NCRERN will begin its research through collaboration with 60 rural school districts in Ohio and New York before expanding to other states over the course of the five-year grant. Kane’s team will organize studies to test the efficacy of proposed solutions, some of which will be suggested by the participating schools.
Kane’s previous work for the Proving Ground project at Harvard’s Center for Education Policy Research aimed to address challenges faced by urban districts and used some of the same methodologies and data analysis techniques he plans to use at NCRERN.
Bi Vuong, who worked with Kane as the director of the Proving Ground project and now serves as the interim director of NCRERN, said the grant will expand their prior work into rural systems. “That’s the experience we bring, like the randomized control trial, the data analytics, the advice and support.”
Karen Eppley, a member of the NCRERN advisory board and editor of the Journal of Research in Rural Education, said the new center will have university faculty work alongside districts to determine and evaluate solutions.
“Positive interventions then can also be scaled up to other states with high percentages of rural schools,” she added.

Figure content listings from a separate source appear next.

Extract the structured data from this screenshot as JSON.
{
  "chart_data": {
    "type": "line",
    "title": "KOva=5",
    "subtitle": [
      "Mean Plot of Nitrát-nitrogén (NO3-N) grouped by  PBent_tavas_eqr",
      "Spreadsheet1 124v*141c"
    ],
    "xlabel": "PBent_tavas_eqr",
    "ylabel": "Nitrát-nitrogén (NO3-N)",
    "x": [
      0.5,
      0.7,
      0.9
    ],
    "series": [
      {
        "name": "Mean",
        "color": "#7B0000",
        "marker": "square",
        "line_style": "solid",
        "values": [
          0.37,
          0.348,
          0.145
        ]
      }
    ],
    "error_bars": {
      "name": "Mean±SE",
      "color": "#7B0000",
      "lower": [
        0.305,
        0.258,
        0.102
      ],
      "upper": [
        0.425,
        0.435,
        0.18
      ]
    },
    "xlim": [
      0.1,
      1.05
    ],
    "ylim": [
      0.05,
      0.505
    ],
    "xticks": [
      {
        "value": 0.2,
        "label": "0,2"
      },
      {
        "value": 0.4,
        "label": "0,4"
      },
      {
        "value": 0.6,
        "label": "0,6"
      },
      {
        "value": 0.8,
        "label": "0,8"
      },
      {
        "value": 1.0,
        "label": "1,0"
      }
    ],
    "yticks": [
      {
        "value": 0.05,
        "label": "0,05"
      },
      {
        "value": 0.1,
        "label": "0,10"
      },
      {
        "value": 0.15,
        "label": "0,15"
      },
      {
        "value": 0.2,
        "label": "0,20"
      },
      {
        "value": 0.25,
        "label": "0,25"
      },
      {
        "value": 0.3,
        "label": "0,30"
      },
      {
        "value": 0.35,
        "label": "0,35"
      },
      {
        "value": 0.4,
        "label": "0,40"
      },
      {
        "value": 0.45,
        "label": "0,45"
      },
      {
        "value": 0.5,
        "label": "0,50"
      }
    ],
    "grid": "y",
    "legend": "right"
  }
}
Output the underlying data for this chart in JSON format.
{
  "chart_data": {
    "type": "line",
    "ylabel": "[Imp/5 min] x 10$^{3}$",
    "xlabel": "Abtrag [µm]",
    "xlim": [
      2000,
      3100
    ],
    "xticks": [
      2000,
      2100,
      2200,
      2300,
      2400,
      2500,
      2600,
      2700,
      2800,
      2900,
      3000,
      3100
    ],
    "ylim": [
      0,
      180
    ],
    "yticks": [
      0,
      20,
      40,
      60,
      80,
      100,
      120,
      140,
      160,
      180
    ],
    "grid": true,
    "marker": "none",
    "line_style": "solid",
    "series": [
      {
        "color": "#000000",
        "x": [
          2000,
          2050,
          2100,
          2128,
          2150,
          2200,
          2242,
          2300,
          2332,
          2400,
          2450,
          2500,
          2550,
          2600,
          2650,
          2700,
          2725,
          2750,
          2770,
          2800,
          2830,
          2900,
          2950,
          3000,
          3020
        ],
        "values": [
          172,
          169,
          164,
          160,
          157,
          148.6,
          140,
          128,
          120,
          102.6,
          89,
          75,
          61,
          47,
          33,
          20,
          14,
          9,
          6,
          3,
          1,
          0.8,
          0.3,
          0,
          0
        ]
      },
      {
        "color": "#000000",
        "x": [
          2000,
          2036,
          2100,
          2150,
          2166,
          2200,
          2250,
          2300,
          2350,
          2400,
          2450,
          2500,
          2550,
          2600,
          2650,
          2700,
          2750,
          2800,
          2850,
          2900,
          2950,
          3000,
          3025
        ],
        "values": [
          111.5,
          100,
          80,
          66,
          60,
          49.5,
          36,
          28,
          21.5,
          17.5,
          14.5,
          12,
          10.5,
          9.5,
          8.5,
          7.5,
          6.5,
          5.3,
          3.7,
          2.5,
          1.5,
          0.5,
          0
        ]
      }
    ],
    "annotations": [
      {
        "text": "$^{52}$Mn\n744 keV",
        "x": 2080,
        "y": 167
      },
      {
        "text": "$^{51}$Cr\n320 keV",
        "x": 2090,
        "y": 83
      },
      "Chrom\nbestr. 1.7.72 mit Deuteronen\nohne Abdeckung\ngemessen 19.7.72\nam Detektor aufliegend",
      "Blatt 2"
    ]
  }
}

Kane compared NCRERN's research methods to those employed by the pharmaceutical and retail industries. He said those industries test and analyze potential solutions rigorously before scaling them to the full system. Rural school districts often lack the resources to conduct similar tests on their own.
“I can’t think of a thing that will make a bigger difference 20 years from now than school districts getting in the habit of doing this piloting and testing and measuring results before scaling up,” Kane said.
Kane and Vuong highlighted the importance of data availability and district leaders’ devotion to the research for evaluating schools that may want to partner with the center in the future.
“The whole reason I think we are engaging in this is to try to improve the outcomes for students in K-12 education and having the rural centers actually have a way to support rural students in a way that we have not done before,” Vuong said.